That is the big question. Got reliable data on that?

(My gut feeling tells me Claude Code is currently underpriced with regards to inference costs. But that's just a gut feeling...)

https://www.wheresyoured.at/costs/

Their AWS spend being higher than their revenue might hint at the same.

Nobody has reliable data, I think it's fair to assume that even Anthropic is doing voodoo math to sleep at night.

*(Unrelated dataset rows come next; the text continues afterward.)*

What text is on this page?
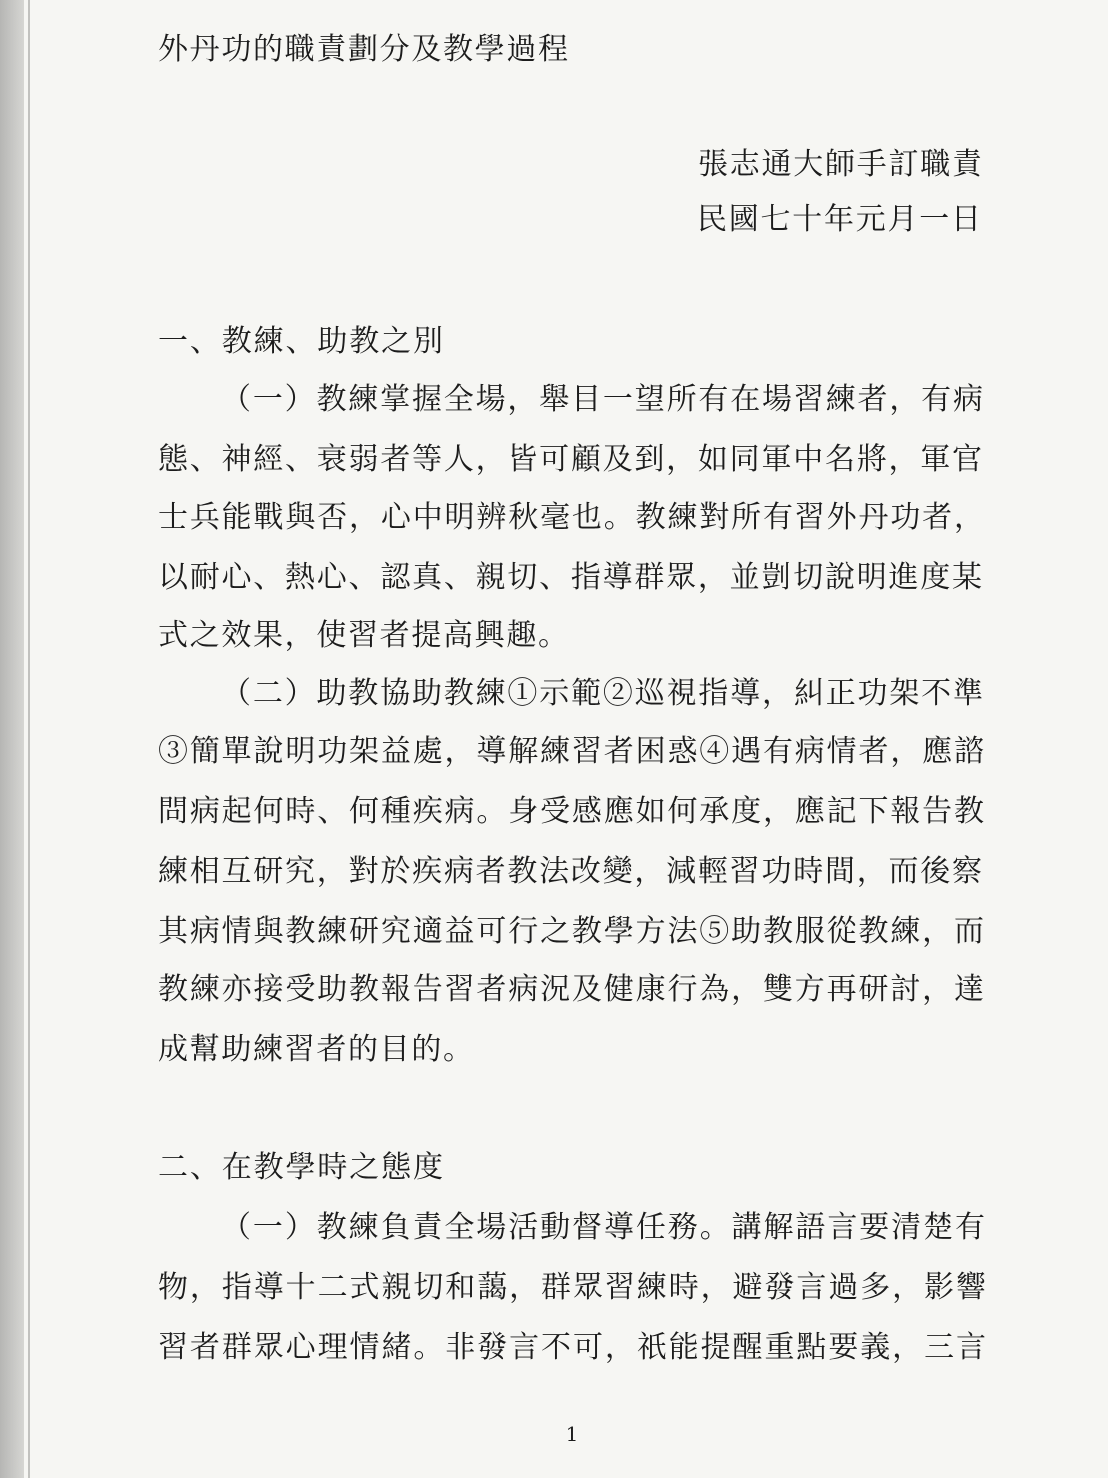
外丹功的職責劃分及教學過程
張志通大師手訂職責
民國七十年元月一日
一、教練、助教之別
（一）教練掌握全場，舉目一望所有在場習練者，有病
態、神經、衰弱者等人，皆可顧及到，如同軍中名將，軍官
士兵能戰與否，心中明辨秋毫也。教練對所有習外丹功者，
以耐心、熱心、認真、親切、指導群眾，並剴切說明進度某
式之效果，使習者提高興趣。
（二）助教協助教練①示範②巡視指導，糾正功架不準
③簡單說明功架益處，導解練習者困惑④遇有病情者，應諮
問病起何時、何種疾病。身受感應如何承度，應記下報告教
練相互研究，對於疾病者教法改變，減輕習功時間，而後察
其病情與教練研究適益可行之教學方法⑤助教服從教練，而
教練亦接受助教報告習者病況及健康行為，雙方再研討，達
成幫助練習者的目的。
二、在教學時之態度
（一）教練負責全場活動督導任務。講解語言要清楚有
物，指導十二式親切和藹，群眾習練時，避發言過多，影響
習者群眾心理情緒。非發言不可，祇能提醒重點要義，三言
1
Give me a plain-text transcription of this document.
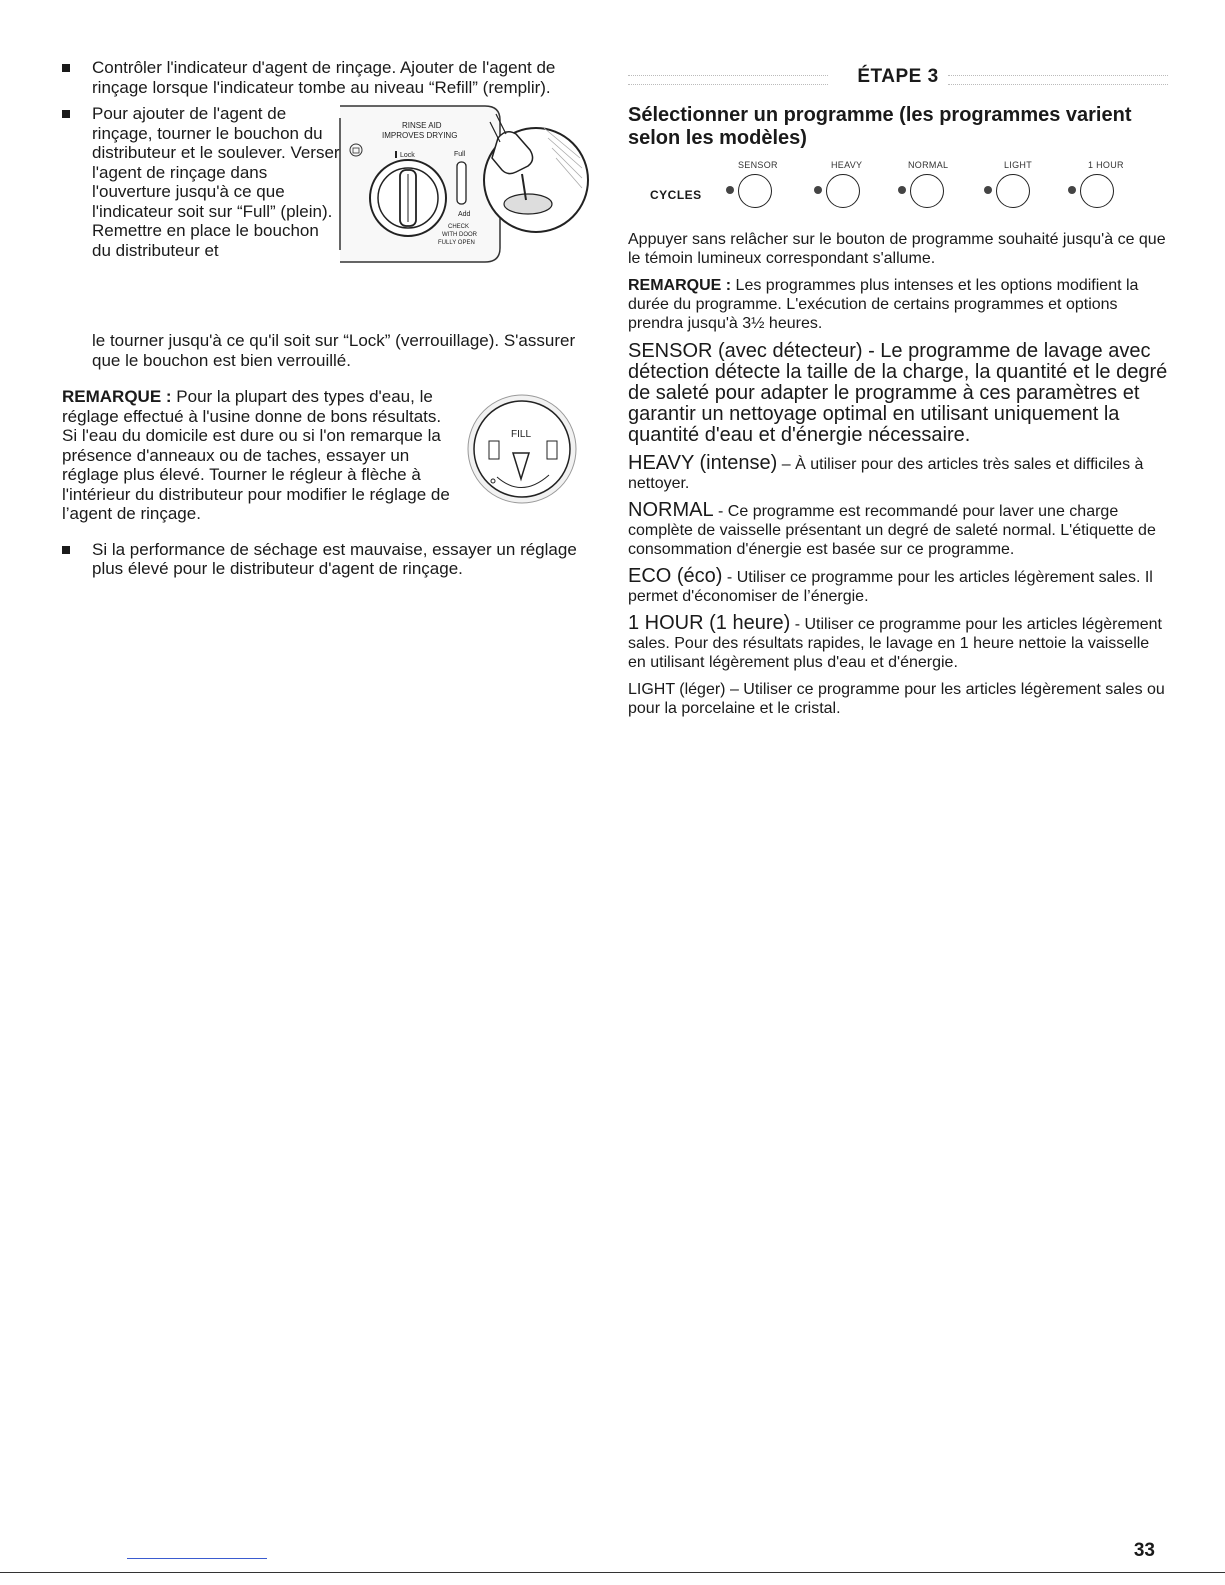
Contrôler l'indicateur d'agent de rinçage. Ajouter de l'agent de rinçage lorsque l'indicateur tombe au niveau “Refill” (remplir).

Pour ajouter de l'agent de rinçage, tourner le bouchon du distributeur et le soulever. Verser l'agent de rinçage dans l'ouverture jusqu'à ce que l'indicateur soit sur “Full” (plein). Remettre en place le bouchon du distributeur et

RINSE AID
IMPROVES DRYING
Lock	Full
Add
CHECK
WITH DOOR
FULLY OPEN

le tourner jusqu'à ce qu'il soit sur “Lock” (verrouillage). S'assurer que le bouchon est bien verrouillé.

REMARQUE : Pour la plupart des types d'eau, le réglage effectué à l'usine donne de bons résultats. Si l'eau du domicile est dure ou si l'on remarque la présence d'anneaux ou de taches, essayer un réglage plus élevé. Tourner le régleur à flèche à l'intérieur du distributeur pour modifier le réglage de l’agent de rinçage.
FILL

Si la performance de séchage est mauvaise, essayer un réglage plus élevé pour le distributeur d'agent de rinçage.

ÉTAPE 3

Sélectionner un programme (les programmes varient selon les modèles)

CYCLES
SENSOR	HEAVY	NORMAL	LIGHT	1 HOUR

Appuyer sans relâcher sur le bouton de programme souhaité jusqu'à ce que le témoin lumineux correspondant s'allume.

REMARQUE : Les programmes plus intenses et les options modifient la durée du programme. L'exécution de certains programmes et options prendra jusqu'à 3½ heures.

SENSOR (avec détecteur) - Le programme de lavage avec détection détecte la taille de la charge, la quantité et le degré de saleté pour adapter le programme à ces paramètres et garantir un nettoyage optimal en utilisant uniquement la quantité d'eau et d'énergie nécessaire.

HEAVY (intense) – À utiliser pour des articles très sales et difficiles à nettoyer.

NORMAL - Ce programme est recommandé pour laver une charge complète de vaisselle présentant un degré de saleté normal. L'étiquette de consommation d'énergie est basée sur ce programme.

ECO (éco) - Utiliser ce programme pour les articles légèrement sales. Il permet d'économiser de l’énergie.

1 HOUR (1 heure) - Utiliser ce programme pour les articles légèrement sales. Pour des résultats rapides, le lavage en 1 heure nettoie la vaisselle en utilisant légèrement plus d'eau et d'énergie.

LIGHT (léger) – Utiliser ce programme pour les articles légèrement sales ou pour la porcelaine et le cristal.

33
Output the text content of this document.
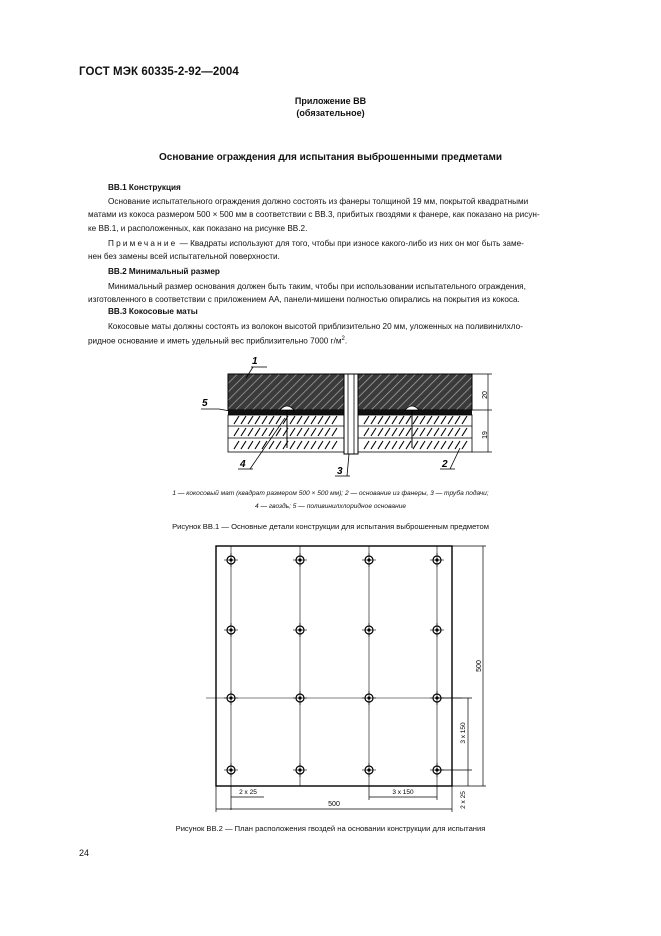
ГОСТ МЭК 60335-2-92—2004
Приложение ВВ
(обязательное)
Основание ограждения для испытания выброшенными предметами
ВВ.1 Конструкция
Основание испытательного ограждения должно состоять из фанеры толщиной 19 мм, покрытой квадратными
матами из кокоса размером 500 × 500 мм в соответствии с ВВ.3, прибитых гвоздями к фанере, как показано на рисун-
ке ВВ.1, и расположенных, как показано на рисунке ВВ.2.
Примечание — Квадраты используют для того, чтобы при износе какого-либо из них он мог быть заме-
нен без замены всей испытательной поверхности.
ВВ.2 Минимальный размер
Минимальный размер основания должен быть таким, чтобы при использовании испытательного ограждения,
изготовленного в соответствии с приложением АА, панели-мишени полностью опирались на покрытия из кокоса.
ВВ.3 Кокосовые маты
Кокосовые маты должны состоять из волокон высотой приблизительно 20 мм, уложенных на поливинилхло-
ридное основание и иметь удельный вес приблизительно 7000 $г/м^2$.
20
19
1
5
4
3
2
1 — кокосовый мат (квадрат размером 500 × 500 мм); 2 — основание из фанеры, 3 — труба подачи;
4 — гвоздь; 5 — поливинилхлоридное основание
Рисунок ВВ.1 — Основные детали конструкции для испытания выброшенным предметом
2 x 25	3 x 150
500
500
3 x 150
2 x 25
Рисунок ВВ.2 — План расположения гвоздей на основании конструкции для испытания
24
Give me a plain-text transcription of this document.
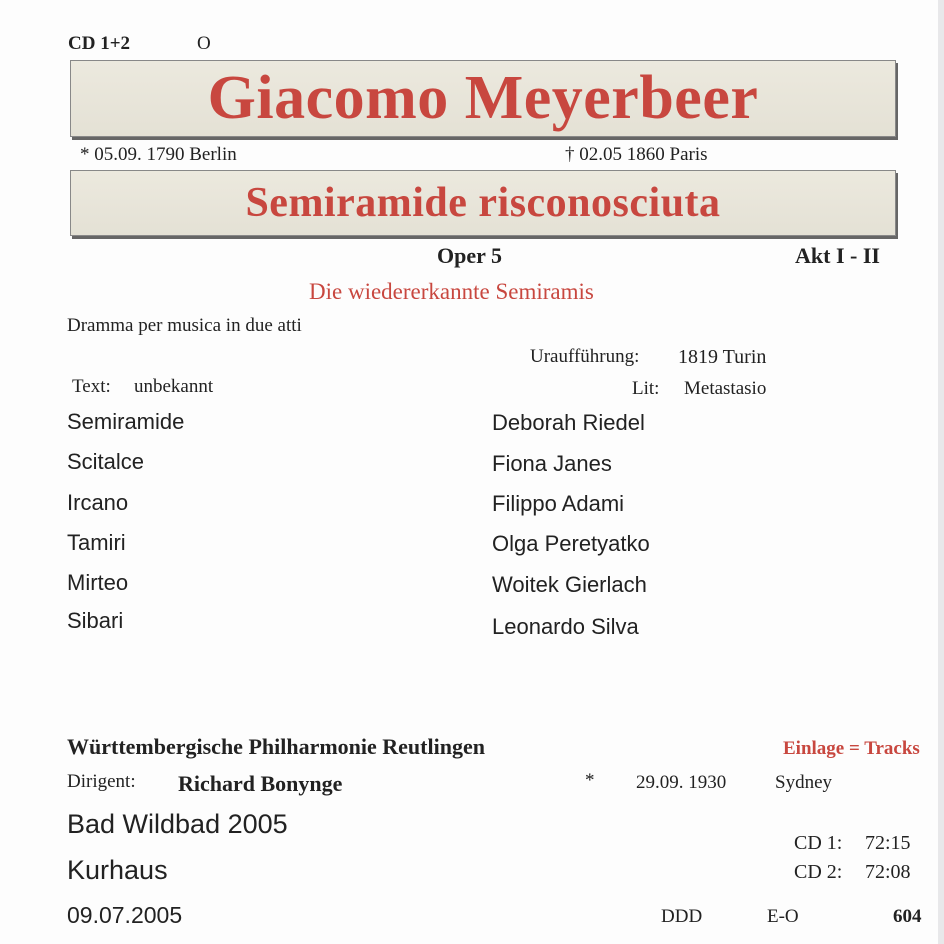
CD 1+2	O
Giacomo Meyerbeer
* 05.09. 1790 Berlin	† 02.05 1860 Paris
Semiramide risconosciuta
Oper 5	Akt I - II
Die wiedererkannte Semiramis
Dramma per musica in due atti
Uraufführung: 1819 Turin
Text: unbekannt	Lit: Metastasio
Semiramide	Deborah Riedel
Scitalce	Fiona Janes
Ircano	Filippo Adami
Tamiri	Olga Peretyatko
Mirteo	Woitek Gierlach
Sibari	Leonardo Silva
Württembergische Philharmonie Reutlingen	Einlage = Tracks
Dirigent: Richard Bonynge	* 29.09. 1930	Sydney
Bad Wildbad 2005
Kurhaus
09.07.2005
CD 1: 72:15
CD 2: 72:08
DDD	E-O	604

The closed frontier models seem to sell at a substantial premium to inference on open-source models, so that does suggest that there is a decent margin to the inference. The training is where they're losing money, and the bull case is that every model makes money eventually, but the models keep getting bigger or at least more expensive to train, so they're borrowing money to make even more money later (which does need to converge somehow, i.e. they can't just keep shooting larger until the market can't actually afford to pay for the training). The bear case is that this is basically just a treadmill to stay on the frontier where they can make that premium (if the big labs ever stop they'll quickly get caught up by cheaper or even open-source models and lose their edge), in which case it's probably never going to actually become sustainable.

> If we subtract the cost of compute from revenue to calculate the gross margin (on an accounting basis),2 it seems to be about 50% — lower than the norm for software companies (where 60-80% is typical) but still higher than many industries.

https://epoch.ai/gradient-updates/can-ai-companies-become-pr...

The context of that quote is OpenAI as a whole.